The New York Times reports on a German discovery – or, really, a whole set of discoveries – of Stone Age tools, sculptures and the oldest known flutes:
Dr. Conard, a professor of archaeology, said in an e-mail message from Germany that “the new flutes must be very close to 40,000 calendar years old and certainly date to the initial settlement of the region.”
…The most significant of the new artifacts, the archaeologists said, was a flute made from a hollow bone from a griffon vulture; griffon skeletons are often found in these caves. The preserved portion is about 8.5 inches long and includes the end of the instrument into which the musician blew. The maker carved two deep, V-shaped notches there, and four fine lines near the finger holes. The other end appears to have been broken off; judging by the typical length of these bird bones, two or three inches are missing.

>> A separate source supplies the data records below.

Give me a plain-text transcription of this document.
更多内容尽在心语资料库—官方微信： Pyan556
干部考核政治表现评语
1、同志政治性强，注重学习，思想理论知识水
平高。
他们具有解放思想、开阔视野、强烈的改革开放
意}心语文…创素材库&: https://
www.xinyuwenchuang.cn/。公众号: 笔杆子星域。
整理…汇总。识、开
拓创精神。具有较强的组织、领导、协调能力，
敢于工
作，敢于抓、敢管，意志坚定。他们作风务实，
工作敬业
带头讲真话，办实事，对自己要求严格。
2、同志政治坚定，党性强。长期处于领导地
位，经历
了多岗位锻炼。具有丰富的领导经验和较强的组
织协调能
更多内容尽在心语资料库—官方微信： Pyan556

Dr. Conard’s discovery in 2004 of the seven-inch three-hole ivory flute at the Geissenklösterle cave, also near Ulm, inspired him to widen his search of caves, saying at the time that southern Germany “may have been one of the places where human culture originated.”
Friedrich Seeberger, a German specialist in ancient music, reproduced the ivory flute in wood. Experimenting with the replica, he found that the ancient flute produced a range of notes comparable in many ways to modern flutes. “The tones are quite harmonic,” he said.
A replica has yet to be made of the recent discovery, but the archaeologists said they expected the five-hole flute with its larger diameter to “provide a comparable, or perhaps greater, range of notes and musical possibilities.”
I’d love to have that guy’s job. “I make cave man music.”
And somehow, I can easily believe that it’d be much more harmonic and less brutal than ours today.